Natale al Museo Varisano, la mostra sui ritrovamenti dei reperti in contrada Cuticchi

Sarà un Natale dedicato alla storia antica quello che il Museo Varisano di Enna si prepara a offrire ai visitatori. Il 16 dicembre verrà inaugurata una mostra temporanea sui rinvenimenti di contrada Cuticchi, nel territorio di Assoro, emersi durante i lavori di raddoppio della linea ferroviaria Catania–Palermo. Gli scavi hanno portato alla luce reperti riconducibili all’età romana alto-imperiale, ritenuti di particolare interesse scientifico.

I tre momenti

L’iniziativa, organizzata dalla Soprintendenza ai Beni Culturali di Enna, si articolerà in tre momenti, distribuiti tra la chiesa di San Michele, il Museo Varisano e la sede della Soprintendenza. La giornata si aprirà alle 9.30 con i saluti istituzionali, ai quali sono attesi il sindaco di Enna Maurizio Dipietro, il direttore del Parco Archeologico di Morgantina e della Villa del Casale Carmelo Nicotra, il prefetto Maria Carolina Ippolito, il dirigente generale del Dipartimento regionale dei Beni Culturali Mario La Rocca, l’assessore regionale ai Beni Culturali Francesco Scarpinato e il commissario governativo per il nuovo collegamento ferroviario Palermo-Catania-Messina Filippo Palazzo.

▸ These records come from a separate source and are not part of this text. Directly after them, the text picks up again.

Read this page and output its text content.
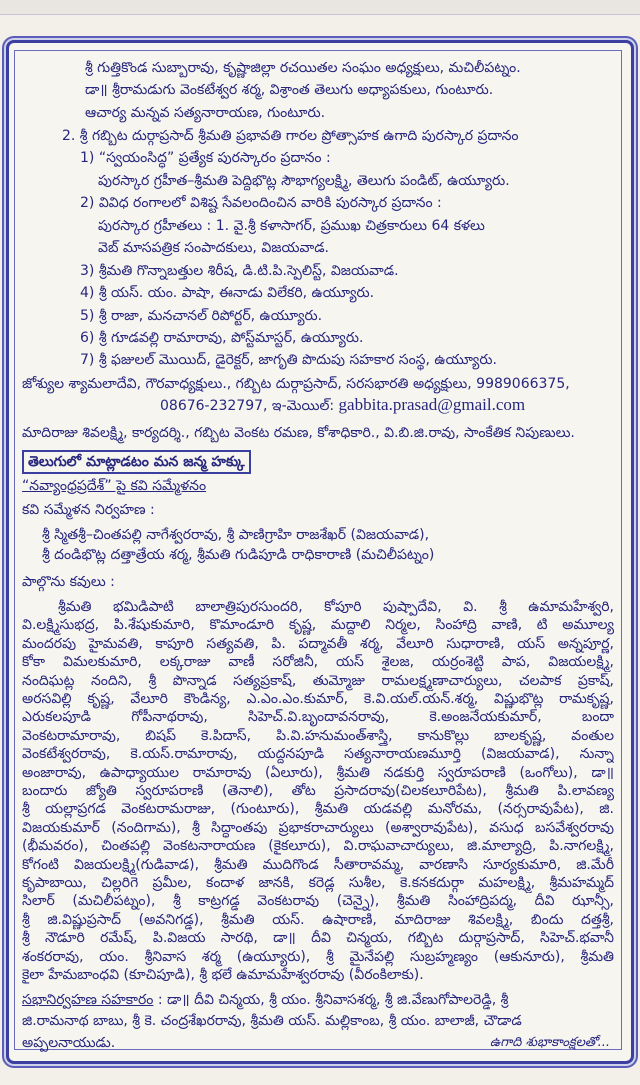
శ్రీ గుత్తికొండ సుబ్బారావు, కృష్ణాజిల్లా రచయితల సంఘం అధ్యక్షులు, మచిలీపట్నం.
డా॥ శ్రీరామడుగు వెంకటేశ్వర శర్మ, విశ్రాంత తెలుగు అధ్యాపకులు, గుంటూరు.
ఆచార్య మన్నవ సత్యనారాయణ, గుంటూరు.
2. శ్రీ గబ్బిట దుర్గాప్రసాద్ శ్రీమతి ప్రభావతి గారల ప్రోత్సాహక ఉగాది పురస్కార ప్రదానం
1) “స్వయంసిద్ధ” ప్రత్యేక పురస్కారం ప్రదానం :
పురస్కార గ్రహీత–శ్రీమతి పెద్దిభొట్ల సౌభాగ్యలక్ష్మి, తెలుగు పండిట్, ఉయ్యూరు.
2) వివిధ రంగాలలో విశిష్ట సేవలందించిన వారికి పురస్కార ప్రదానం :
పురస్కార గ్రహీతలు : 1. వై.శ్రీ కళాసాగర్, ప్రముఖ చిత్రకారులు 64 కళలు
వెబ్ మాసపత్రిక సంపాదకులు, విజయవాడ.
3) శ్రీమతి గొన్నాబత్తుల శిరీష, డి.టి.పి.స్పెలిస్ట్, విజయవాడ.
4) శ్రీ యస్. యం. పాషా, ఈనాడు విలేకరి, ఉయ్యూరు.
5) శ్రీ రాజా, మనచానల్ రిపోర్టర్, ఉయ్యూరు.
6) శ్రీ గూడవల్లి రామారావు, పోస్ట్‌మాస్టర్, ఉయ్యూరు.
7) శ్రీ ఫజులల్ మొయిద్, డైరెక్టర్, జాగృతి పొదుపు సహకార సంస్థ, ఉయ్యూరు.
జోశ్యుల శ్యామలాదేవి, గౌరవాధ్యక్షులు., గబ్బిట దుర్గాప్రసాద్, సరసభారతి అధ్యక్షులు, 9989066375,
08676-232797, ఇ-మెయిల్: gabbita.prasad@gmail.com
మాదిరాజు శివలక్ష్మి, కార్యదర్శి., గబ్బిట వెంకట రమణ, కోశాధికారి., వి.బి.జి.రావు, సాంకేతిక నిపుణులు.
తెలుగులో మాట్లాడటం మన జన్మ హక్కు
“నవ్యాంధ్రప్రదేశ్” పై కవి సమ్మేళనం
కవి సమ్మేళన నిర్వహణ :
శ్రీ స్మితశ్రీ–చింతపల్లి నాగేశ్వరరావు, శ్రీ పాణిగ్రాహి రాజశేఖర్ (విజయవాడ),
శ్రీ దండిభొట్ల దత్తాత్రేయ శర్మ, శ్రీమతి గుడిపూడి రాధికారాణి (మచిలీపట్నం)
పాల్గొను కవులు :
శ్రీమతి భమిడిపాటి బాలాత్రిపురసుందరి, కోపూరి పుష్పాదేవి, వి. శ్రీ ఉమామహేశ్వరి,
వి.లక్ష్మిసుభద్ర, పి.శేషుకుమారి, కొమాండూరి కృష్ణ, మద్దాలి నిర్మల, సింహాద్రి వాణి, టి అమూల్య
మందరపు హైమవతి, కాపూరి సత్యవతి, పి. పద్మావతీ శర్మ, వేలూరి సుధారాణి, యస్ అన్నపూర్ణ,
కోకా విమలకుమారి, లక్కరాజు వాణీ సరోజినీ, యస్ శైలజ, యర్రంశెట్టి పాప, విజయలక్ష్మి,
నందిఘట్ల నందిని, శ్రీ పొన్నాడ సత్యప్రకాష్, తుమ్మోజు రామలక్ష్మణాచార్యులు, చలపాక ప్రకాష్,
అరసవిల్లి కృష్ణ, వేలూరి కౌండిన్య, ఎ.ఎం.ఎం.కుమార్, కె.వి.యల్.యన్.శర్మ, విష్ణుభొట్ల రామకృష్ణ,
ఎరుకలపూడి గోపీనాథరావు, సిహెచ్.వి.బృందావనరావు, కె.అంజనేయకుమార్, బందా
వెంకటరామారావు, బిషప్ కె.పిదాస్, పి.వి.హనుమంత్‌శాస్త్రి, కానుకొల్లు బాలకృష్ణ, వంతుల
వెంకటేశ్వరరావు, కె.యస్.రామారావు, యద్దనపూడి సత్యనారాయణమూర్తి (విజయవాడ), నున్నా
అంజారావు, ఉపాధ్యాయుల రామారావు (ఏలూరు), శ్రీమతి నడకుర్తి స్వరూపరాణి (ఒంగోలు), డా॥
బందారు జ్యోతి స్వరూపరాణి (తెనాలి), తోట ప్రసాదరావు(చిలకలూరిపేట), శ్రీమతి పి.లావణ్య
శ్రీ యల్లాప్రగడ వెంకటరామరాజు, (గుంటూరు), శ్రీమతి యడవల్లి మనోరమ, (నర్సరావుపేట), జి.
విజయకుమార్ (నందిగామ), శ్రీ సిద్ధాంతపు ప్రభాకరాచార్యులు (అశ్వారావుపేట), వసుధ బసవేశ్వరరావు
(భీమవరం), చింతపల్లి వెంకటనారాయణ (కైకలూరు), వి.రాఘవాచార్యులు, జి.మాల్యాద్రి, పి.నాగలక్ష్మి,
కోగంటి విజయలక్ష్మి(గుడివాడ), శ్రీమతి ముదిగొండ సీతారావమ్మ, వారణాసి సూర్యకుమారి, జి.మేరీ
కృపాబాయి, చిల్లరిగె ప్రమీల, కందాళ జానకి, కరెడ్ల సుశీల, కె.కనకదుర్గా మహలక్ష్మి, శ్రీమహమ్మద్
సిలార్ (మచిలీపట్నం), శ్రీ కాట్రగడ్డ వెంకటరావు (చెన్నై), శ్రీమతి సింహాద్రిపద్మ, దీవి ఝాన్సీ,
శ్రీ జి.విష్ణుప్రసాద్ (అవనిగడ్డ), శ్రీమతి యస్. ఉషారాణి, మాదిరాజు శివలక్ష్మి, బిందు దత్తశ్రీ,
శ్రీ నౌడూరి రమేష్, పి.విజయ సారథి, డా॥ దీవి చిన్మయ, గబ్బిట దుర్గాప్రసాద్, సిహెచ్.భవానీ
శంకరరావు, యం. శ్రీనివాస శర్మ (ఉయ్యూరు), శ్రీ మైనేపల్లి సుబ్రహ్మణ్యం (ఆకునూరు), శ్రీమతి
కైలా హేమబాంధవి (కూచిపూడి), శ్రీ భలే ఉమామహేశ్వరరావు (వీరంకిలాకు).
సభానిర్వహణ సహకారం : డా॥ దీవి చిన్మయ, శ్రీ యం. శ్రీనివాసశర్మ, శ్రీ జి.వేణుగోపాలరెడ్డి, శ్రీ
జి.రామనాథ బాబు, శ్రీ కె. చంద్రశేఖరరావు, శ్రీమతి యస్. మల్లికాంబ, శ్రీ యం. బాలాజీ, చౌడాడ
అప్పలనాయుడు.	ఉగాది శుభాకాంక్షలతో...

A seguire, la conferenza stampa che vedrà intervenire il soprintendente ai Beni Culturali di Enna Angelo Di Franco insieme ai rappresentanti di RFI Sicilia-Calabria Marco Marchese e Maurizio Infantino, a Vanadia di ITALFER, all’archeologa del Museo di Messina Francesca Valbruzzi, all’architetta Carla Mancuso e alle archeologhe della Soprintendenza di Catania Angela Merendino e Michela Ursino.

I relatori

Nel pomeriggio la giornata entrerà nel vivo con la sessione tecnico-scientifica dedicata agli approfondimenti sulle diverse aree dell’insediamento antico. Interverranno gli archeologi Andrea Iannacone (indagini geofisiche), Ghiselda Pennisi (abitato), Eleonora Draià (area sacra), Rossella Nicoletti (necropoli), gli antropologi Riccardo Frittita ed Elena Varotto (reperti osteoarcheologici), l’archeologa Grazia Palazzolo (materiali) e la restauratrice Raffaella D’Amico (interventi di restauro).

Il soprintendente

Per il soprintendente Angelo Di Franco l’evento rappresenta «un esempio concreto di come tutela del patrimonio e sviluppo infrastrutturale possano procedere insieme, valorizzandosi a vicenda». Di Franco sottolinea inoltre che la mostra «consente alla comunità di conoscere da vicino un sito che, grazie alla collaborazione con RFI, è stato studiato con metodi avanzati e restituito alla collettività con un percorso espositivo chiaro e accessibile».

La Soprintendenza definisce il progetto una best practice di cooperazione istituzionale: un modello, spiegano, che dimostra come amministrazione dei beni culturali e realtà pubbliche impegnate in grandi opere possano convergere verso obiettivi comuni, generando conoscenza e preservando la memoria del territorio.